Melalui PKB dengan tema payungnya yang berbeda setiap tahunnya, mendorong para seniman terus berkreasi. Seperti pada PKB ke-41 yang bertema ‘’Bayu Pramana: Memuliakan Energi Angin’’, seniman didorong mengimplementasikan tema itu ke dalam garapan.
Hasilnya, banyak garapan sudah sesuai dengan tema PKB. Bahkan ISBI Tanah Papua juga berupaya menerjemahkan tema tersebut dalam garapannya berjudul ‘’Isosolo’’ pada pawai PKB. Garapan tersebut dikolaborasikan dengan fashion show berbasis ekologi Papua.
Pihaknya menginterpretasikan tema PKB ‘’Bayu Pramana’’ sesuai kearifan lokal Papua. Dalam kearifan lokal Papua, angin adalah sebuah kekuatan alam untuk hidup dan kehidupan.

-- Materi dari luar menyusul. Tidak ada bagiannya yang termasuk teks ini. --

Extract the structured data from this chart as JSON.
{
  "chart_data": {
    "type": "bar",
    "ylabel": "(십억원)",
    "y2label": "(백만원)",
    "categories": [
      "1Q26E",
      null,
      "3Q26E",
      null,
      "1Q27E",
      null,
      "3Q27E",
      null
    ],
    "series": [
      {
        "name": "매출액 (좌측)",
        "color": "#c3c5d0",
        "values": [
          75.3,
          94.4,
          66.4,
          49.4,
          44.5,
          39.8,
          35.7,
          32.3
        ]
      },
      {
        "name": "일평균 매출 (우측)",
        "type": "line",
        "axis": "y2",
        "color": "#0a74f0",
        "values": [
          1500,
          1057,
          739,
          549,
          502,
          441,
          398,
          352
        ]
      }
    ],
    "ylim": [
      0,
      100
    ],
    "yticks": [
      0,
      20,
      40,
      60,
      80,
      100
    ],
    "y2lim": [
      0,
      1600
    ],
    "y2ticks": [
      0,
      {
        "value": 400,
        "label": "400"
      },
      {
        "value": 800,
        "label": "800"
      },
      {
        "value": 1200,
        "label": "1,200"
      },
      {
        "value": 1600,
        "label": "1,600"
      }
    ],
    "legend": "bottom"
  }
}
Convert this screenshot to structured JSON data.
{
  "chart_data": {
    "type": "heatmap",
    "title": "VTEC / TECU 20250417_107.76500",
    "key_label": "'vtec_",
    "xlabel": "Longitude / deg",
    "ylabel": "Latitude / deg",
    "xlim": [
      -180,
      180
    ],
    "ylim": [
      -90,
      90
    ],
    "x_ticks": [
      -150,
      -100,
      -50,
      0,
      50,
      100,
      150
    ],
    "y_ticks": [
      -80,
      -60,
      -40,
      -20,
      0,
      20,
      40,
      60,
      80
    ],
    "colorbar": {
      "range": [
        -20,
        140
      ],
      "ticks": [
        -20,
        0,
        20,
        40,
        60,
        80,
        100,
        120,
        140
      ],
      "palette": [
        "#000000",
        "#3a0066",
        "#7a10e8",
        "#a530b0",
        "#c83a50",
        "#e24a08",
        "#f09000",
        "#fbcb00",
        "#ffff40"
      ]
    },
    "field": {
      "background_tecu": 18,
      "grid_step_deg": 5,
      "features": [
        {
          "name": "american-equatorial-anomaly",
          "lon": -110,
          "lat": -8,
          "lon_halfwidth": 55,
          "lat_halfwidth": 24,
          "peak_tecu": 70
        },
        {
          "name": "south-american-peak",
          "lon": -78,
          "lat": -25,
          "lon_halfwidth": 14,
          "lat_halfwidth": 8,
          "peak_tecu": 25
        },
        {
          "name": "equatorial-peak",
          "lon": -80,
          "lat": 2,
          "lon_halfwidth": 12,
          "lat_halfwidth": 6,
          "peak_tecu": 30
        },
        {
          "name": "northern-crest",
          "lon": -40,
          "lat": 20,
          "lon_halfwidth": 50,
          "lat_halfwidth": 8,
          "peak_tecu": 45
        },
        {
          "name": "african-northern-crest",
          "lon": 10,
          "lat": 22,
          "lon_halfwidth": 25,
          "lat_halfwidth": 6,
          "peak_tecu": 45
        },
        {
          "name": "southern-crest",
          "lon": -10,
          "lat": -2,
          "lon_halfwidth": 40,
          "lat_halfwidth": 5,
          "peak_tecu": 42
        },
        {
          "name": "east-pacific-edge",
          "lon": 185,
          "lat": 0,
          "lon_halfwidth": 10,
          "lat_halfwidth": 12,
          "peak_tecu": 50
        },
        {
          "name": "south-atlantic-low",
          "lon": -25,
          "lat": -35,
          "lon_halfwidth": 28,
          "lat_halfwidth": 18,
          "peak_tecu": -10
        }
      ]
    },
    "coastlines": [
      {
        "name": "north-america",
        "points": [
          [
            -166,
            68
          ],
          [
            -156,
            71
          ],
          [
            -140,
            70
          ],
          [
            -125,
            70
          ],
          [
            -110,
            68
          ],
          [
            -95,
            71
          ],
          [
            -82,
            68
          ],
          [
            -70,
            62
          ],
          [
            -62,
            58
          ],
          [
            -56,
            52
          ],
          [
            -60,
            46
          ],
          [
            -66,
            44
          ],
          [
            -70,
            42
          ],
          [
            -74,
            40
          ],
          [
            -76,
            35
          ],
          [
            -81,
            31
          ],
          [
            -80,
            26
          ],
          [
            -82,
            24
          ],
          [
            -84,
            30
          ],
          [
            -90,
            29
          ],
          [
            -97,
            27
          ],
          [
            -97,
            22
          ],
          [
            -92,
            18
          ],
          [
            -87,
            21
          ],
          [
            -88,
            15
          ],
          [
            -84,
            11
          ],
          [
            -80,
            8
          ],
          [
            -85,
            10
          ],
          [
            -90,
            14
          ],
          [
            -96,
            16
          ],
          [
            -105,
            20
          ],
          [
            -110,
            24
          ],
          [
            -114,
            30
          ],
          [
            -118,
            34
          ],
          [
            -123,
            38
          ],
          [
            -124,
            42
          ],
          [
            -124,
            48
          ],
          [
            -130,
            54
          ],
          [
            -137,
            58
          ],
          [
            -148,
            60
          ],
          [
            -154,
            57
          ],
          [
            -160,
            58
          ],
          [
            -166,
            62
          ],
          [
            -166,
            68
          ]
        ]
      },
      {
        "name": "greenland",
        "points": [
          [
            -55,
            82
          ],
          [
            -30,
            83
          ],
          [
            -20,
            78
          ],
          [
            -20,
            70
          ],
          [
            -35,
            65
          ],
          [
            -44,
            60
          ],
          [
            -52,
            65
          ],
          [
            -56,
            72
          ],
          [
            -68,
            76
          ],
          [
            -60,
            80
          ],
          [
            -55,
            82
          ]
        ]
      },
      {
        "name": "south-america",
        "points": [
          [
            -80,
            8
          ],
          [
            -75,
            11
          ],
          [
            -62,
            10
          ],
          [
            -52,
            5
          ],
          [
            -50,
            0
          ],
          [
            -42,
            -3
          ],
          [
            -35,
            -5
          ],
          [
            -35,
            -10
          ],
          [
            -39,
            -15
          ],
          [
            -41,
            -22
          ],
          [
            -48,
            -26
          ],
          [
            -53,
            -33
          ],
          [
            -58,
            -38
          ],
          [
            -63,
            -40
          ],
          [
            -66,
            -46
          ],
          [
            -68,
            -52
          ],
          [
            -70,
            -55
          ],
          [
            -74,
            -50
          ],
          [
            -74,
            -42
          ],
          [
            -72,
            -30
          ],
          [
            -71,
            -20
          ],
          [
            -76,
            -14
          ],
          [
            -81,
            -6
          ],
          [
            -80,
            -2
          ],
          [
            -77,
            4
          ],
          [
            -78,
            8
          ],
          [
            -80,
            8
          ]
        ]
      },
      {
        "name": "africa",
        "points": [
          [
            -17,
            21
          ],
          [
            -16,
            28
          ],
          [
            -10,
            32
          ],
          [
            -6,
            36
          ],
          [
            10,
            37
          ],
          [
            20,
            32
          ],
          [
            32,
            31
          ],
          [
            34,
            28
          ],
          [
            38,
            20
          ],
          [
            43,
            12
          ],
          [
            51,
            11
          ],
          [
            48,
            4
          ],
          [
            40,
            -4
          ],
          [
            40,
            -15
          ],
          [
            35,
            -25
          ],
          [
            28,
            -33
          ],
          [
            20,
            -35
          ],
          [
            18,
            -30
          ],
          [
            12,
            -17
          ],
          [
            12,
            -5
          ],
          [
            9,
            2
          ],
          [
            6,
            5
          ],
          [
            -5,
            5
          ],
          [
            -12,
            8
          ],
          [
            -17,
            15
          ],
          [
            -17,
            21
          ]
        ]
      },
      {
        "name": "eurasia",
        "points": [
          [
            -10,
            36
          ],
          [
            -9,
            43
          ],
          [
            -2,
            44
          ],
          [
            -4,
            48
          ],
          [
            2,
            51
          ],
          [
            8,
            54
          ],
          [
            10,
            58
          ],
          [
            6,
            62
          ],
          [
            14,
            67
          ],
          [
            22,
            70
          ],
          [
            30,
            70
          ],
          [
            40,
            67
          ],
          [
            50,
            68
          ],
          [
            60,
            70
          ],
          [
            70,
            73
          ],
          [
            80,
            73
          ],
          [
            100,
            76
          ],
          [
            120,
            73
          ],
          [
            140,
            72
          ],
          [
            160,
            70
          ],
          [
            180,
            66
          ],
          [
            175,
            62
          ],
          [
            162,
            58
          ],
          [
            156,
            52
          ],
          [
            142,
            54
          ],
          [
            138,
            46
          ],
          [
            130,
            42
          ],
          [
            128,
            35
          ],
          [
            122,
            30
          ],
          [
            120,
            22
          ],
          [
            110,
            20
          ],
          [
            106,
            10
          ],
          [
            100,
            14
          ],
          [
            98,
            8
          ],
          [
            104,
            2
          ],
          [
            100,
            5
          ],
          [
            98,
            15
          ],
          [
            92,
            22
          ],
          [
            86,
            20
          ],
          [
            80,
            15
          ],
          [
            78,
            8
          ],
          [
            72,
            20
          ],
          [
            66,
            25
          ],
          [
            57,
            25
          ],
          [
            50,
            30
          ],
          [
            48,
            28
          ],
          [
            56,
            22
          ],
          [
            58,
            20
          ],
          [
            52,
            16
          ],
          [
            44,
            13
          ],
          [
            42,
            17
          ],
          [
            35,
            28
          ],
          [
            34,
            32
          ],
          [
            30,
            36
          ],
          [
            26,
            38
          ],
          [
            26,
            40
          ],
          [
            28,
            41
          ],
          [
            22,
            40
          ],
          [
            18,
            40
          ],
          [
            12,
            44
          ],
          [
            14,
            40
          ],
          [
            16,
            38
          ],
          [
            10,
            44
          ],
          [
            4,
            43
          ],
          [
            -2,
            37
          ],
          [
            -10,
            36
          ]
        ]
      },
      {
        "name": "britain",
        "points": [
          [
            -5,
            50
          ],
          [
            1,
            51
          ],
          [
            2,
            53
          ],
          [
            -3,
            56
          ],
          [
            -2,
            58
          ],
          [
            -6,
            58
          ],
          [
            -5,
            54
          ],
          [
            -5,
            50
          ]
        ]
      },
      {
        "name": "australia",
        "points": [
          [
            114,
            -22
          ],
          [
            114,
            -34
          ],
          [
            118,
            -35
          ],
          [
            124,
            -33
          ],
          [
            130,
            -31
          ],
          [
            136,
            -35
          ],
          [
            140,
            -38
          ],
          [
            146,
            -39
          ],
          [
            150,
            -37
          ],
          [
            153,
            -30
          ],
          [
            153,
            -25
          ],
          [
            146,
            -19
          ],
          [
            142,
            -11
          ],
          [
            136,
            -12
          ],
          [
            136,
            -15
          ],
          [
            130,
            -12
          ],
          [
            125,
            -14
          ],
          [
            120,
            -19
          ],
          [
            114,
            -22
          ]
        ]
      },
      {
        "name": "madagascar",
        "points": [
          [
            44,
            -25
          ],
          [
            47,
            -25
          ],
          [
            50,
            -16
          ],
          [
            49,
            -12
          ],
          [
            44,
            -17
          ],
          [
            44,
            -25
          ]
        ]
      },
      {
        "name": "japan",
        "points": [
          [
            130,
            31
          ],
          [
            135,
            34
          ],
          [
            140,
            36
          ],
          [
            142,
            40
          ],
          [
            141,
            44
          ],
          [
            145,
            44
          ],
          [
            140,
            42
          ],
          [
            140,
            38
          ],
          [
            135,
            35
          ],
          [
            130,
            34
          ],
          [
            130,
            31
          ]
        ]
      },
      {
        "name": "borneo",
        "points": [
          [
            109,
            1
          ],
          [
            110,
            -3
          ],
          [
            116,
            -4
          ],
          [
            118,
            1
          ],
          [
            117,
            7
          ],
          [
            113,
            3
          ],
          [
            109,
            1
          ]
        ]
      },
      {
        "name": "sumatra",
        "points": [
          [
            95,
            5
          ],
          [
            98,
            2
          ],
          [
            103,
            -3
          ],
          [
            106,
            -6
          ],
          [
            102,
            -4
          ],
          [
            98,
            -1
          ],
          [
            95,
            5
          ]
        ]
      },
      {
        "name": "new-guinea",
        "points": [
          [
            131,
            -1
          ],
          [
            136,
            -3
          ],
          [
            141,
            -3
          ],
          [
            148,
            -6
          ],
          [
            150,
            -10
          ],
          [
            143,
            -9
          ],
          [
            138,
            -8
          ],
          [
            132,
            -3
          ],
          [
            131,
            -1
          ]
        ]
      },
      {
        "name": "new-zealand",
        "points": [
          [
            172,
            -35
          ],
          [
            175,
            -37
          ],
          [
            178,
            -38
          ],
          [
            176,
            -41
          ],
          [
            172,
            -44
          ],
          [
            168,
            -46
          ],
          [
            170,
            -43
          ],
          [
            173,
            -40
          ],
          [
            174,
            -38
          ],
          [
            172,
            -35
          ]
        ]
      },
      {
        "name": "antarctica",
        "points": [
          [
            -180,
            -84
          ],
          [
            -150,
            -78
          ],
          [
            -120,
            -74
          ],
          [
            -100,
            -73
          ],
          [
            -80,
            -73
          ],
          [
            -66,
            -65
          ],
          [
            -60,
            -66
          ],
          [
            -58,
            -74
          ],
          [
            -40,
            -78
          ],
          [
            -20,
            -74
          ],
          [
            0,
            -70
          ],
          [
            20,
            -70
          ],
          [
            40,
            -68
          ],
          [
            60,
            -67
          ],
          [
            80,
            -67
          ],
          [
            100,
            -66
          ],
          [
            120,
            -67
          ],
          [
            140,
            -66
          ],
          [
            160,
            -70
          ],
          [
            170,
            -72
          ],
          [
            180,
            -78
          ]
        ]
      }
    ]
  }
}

Garapan ‘’Isosolo’’ terinspirasi dari sebuah tradisi di Sentani. Masyarakat setempat menggunakan kekuatan angin untuk membawa makanan atau kayu dari satu kampung ke kampung lain pada saat ada upacara adat. Masyarakat Papua percaya bahwa angin itu akan membawa mereka ke tempat tujuan, sehingga angin betul-betul dimuliakan. (Subrata/balipost)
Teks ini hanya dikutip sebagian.